O governo argentino iniciou nesta quinta-feira o processo para desmembrar o Grupo Clarín, medida amparada pela sentença da Corte Suprema de Justiça, que anteontem declarou constitucional a Lei de Mídia.

"O Grupo Clarín foi notificado hoje sobre a continuidade do processo de adequação à lei, que havia sido iniciado em 2012", disse Martín Sabbatella, titular da Administração Federal de Serviços Audiovisuais (AFSCA), organismo que regula o setor. Porém, o funcionário deixou aberta a possibilidade de que a empresa apresente uma proposta voluntária de desinvestimento de suas licenças de TV e rádio, e suas respectivas infraestruturas.

Sabattella fez uma visita-surpresa à sede da holding multimídia para entregar a notificação. Na saída, ele explicou à imprensa que o Grupo terá um prazo de 15 dias para responder o documento. "Todas as demais empresas apresentaram um plano de adequação, inclusive o sócio minoritário do Grupo Clarín, que tem 40% de participação. E, se o grupo quiser completar esse plano com uma proposta, nós vamos analisá-la", afirmou Sabbatella.

Em caso de o Clarín não apresentar seu plano voluntário de venda de seus ativos excedentes ao permitido pela lei ou que o governo não aprove dito plano, a AFSCA definirá quais os ativos que serão licitados.

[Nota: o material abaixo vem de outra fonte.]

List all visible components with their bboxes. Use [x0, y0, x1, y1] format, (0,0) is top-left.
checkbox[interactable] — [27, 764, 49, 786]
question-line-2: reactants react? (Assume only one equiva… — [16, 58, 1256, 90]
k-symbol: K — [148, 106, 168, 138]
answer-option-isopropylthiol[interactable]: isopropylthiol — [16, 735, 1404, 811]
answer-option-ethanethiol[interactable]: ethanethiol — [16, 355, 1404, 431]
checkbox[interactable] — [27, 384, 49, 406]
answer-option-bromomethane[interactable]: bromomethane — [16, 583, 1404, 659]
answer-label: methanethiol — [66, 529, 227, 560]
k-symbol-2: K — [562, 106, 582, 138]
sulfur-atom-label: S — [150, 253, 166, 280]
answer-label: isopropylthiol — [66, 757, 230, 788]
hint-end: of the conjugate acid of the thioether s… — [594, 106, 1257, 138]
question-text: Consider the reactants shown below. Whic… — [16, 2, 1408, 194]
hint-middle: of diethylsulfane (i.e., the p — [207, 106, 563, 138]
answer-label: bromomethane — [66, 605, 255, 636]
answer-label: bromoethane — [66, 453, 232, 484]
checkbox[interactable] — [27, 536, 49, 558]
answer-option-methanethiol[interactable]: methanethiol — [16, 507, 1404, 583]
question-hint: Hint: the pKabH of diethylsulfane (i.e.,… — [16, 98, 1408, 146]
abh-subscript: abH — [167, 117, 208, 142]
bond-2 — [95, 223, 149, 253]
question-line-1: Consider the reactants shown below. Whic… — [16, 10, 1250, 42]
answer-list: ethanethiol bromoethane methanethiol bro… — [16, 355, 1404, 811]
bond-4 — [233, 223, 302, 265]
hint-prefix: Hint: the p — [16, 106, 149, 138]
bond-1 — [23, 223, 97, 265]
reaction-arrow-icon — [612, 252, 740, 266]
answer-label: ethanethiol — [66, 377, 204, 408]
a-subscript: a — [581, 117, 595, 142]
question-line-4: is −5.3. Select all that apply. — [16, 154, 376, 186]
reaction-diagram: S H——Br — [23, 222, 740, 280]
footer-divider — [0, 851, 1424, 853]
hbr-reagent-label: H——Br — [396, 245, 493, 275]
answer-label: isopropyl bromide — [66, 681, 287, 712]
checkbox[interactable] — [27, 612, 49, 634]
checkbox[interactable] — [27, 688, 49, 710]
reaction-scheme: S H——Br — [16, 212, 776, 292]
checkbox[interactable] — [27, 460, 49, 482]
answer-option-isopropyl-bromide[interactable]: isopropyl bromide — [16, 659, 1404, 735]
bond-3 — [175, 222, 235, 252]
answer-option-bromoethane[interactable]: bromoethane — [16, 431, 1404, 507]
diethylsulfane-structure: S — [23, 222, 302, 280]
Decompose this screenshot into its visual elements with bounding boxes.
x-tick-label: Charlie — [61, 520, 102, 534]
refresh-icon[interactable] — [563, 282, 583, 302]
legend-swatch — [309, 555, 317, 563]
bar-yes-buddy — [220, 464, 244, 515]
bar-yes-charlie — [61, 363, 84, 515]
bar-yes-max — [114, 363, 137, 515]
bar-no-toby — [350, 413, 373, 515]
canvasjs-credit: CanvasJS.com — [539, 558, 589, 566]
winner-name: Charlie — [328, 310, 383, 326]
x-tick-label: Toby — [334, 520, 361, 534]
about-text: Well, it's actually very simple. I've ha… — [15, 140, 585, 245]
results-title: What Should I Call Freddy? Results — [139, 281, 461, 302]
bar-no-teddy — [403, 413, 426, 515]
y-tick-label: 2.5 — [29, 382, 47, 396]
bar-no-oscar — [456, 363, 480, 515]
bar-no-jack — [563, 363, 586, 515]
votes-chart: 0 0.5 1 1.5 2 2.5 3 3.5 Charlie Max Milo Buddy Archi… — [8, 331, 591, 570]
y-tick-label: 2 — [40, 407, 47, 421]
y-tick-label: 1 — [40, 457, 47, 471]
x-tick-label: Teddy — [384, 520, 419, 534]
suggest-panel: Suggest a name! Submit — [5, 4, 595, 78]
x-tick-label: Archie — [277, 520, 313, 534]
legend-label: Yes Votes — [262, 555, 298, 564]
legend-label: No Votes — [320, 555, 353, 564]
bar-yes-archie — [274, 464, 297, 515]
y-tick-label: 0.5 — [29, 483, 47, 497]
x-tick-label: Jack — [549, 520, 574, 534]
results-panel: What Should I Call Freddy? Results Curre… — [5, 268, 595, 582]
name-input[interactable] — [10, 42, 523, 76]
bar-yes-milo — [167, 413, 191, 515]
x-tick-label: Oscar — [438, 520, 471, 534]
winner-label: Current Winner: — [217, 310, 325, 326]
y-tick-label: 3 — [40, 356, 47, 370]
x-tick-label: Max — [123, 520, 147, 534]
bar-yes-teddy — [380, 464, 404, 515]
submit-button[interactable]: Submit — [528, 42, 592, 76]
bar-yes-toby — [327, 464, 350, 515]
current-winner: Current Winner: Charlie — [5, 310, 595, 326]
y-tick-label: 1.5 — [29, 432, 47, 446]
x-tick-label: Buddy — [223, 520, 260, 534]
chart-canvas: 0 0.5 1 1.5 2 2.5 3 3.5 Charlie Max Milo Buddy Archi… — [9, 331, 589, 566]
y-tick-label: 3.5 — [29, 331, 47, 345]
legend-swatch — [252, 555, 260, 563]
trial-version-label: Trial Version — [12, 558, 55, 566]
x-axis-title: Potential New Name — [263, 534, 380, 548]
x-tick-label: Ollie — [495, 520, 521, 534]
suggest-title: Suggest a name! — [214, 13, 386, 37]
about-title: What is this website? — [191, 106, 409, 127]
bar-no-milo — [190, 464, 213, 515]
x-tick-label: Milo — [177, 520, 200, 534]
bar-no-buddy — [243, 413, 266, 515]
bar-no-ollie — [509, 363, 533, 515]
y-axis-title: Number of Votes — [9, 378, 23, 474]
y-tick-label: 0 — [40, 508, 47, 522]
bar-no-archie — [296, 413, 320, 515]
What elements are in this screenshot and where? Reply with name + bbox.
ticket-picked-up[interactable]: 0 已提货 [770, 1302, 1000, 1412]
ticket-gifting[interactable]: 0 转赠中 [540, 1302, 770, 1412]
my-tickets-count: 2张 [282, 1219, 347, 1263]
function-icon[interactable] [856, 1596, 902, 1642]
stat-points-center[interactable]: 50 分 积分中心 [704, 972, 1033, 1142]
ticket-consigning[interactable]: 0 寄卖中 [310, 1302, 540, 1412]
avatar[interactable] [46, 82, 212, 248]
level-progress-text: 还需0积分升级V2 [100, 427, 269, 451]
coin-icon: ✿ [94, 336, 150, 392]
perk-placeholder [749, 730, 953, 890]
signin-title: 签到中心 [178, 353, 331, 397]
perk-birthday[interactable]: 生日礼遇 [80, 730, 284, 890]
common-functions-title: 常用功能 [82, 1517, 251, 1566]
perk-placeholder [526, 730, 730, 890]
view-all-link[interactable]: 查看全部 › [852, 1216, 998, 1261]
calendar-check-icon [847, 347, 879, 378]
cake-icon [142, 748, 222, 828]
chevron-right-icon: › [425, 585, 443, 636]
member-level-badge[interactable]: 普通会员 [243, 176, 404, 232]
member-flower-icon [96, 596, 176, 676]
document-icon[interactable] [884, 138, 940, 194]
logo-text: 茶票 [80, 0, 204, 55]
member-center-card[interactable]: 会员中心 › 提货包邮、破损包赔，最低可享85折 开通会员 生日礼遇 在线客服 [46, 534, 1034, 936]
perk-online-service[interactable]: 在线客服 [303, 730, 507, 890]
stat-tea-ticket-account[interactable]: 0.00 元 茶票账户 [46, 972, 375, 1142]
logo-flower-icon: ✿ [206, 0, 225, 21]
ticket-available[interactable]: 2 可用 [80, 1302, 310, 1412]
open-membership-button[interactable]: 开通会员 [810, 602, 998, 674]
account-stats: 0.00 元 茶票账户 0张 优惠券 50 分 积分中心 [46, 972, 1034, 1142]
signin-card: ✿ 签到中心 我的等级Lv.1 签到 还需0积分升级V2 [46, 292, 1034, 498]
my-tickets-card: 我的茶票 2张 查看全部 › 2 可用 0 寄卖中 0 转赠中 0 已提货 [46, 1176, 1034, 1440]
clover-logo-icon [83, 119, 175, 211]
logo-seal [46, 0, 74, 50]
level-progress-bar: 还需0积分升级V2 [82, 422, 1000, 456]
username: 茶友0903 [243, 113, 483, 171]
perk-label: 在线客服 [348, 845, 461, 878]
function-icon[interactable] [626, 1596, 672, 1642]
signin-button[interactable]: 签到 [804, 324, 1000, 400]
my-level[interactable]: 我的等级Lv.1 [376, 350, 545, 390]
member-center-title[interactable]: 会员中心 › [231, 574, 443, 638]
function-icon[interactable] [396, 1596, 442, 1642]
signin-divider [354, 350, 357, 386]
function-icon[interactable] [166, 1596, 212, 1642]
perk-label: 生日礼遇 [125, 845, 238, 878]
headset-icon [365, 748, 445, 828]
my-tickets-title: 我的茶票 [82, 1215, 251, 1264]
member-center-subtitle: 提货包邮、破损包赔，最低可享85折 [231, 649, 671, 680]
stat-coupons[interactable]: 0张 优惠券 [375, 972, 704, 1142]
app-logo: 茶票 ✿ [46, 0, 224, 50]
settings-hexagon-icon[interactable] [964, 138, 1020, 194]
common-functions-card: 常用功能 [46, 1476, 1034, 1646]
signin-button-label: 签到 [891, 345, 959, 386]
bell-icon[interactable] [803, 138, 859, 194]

O critério de escolha, segundo o funcionário, será o de "menor prejuízo para a empresa". A holding que edita o jornal de maior circulação no país, opera a principal operadora de TV a Cabo, as emissoras de TV e de rádio de maior audiência. Foi o próprio governo Kirchner que assinou a aprovação da fusão das operadoras de TV a cabo Multicanal e Cablevisión, em dezembro de 2007, a qual posicionou o Clarín na liderança absoluta do segmento.

O grupo tornou-se crítico ao governo em 2008, durante um conflito de Cristina Kirchner com os produtores rurais, ocasião em que a Casa Rosada colocou o Clarín na lista de desafetos. Em 2009, o Executivo deu impulso à aprovação da lei, que passou os últimos quatro anos travada na Justiça por uma liminar pedida pelo Clarín. O grupo e outros meios de comunicação críticos ao governo, além das instituições de defesa da liberdade de imprensa, argumentam que a lei tem o objetivo de controlar o conteúdo multimídia no país.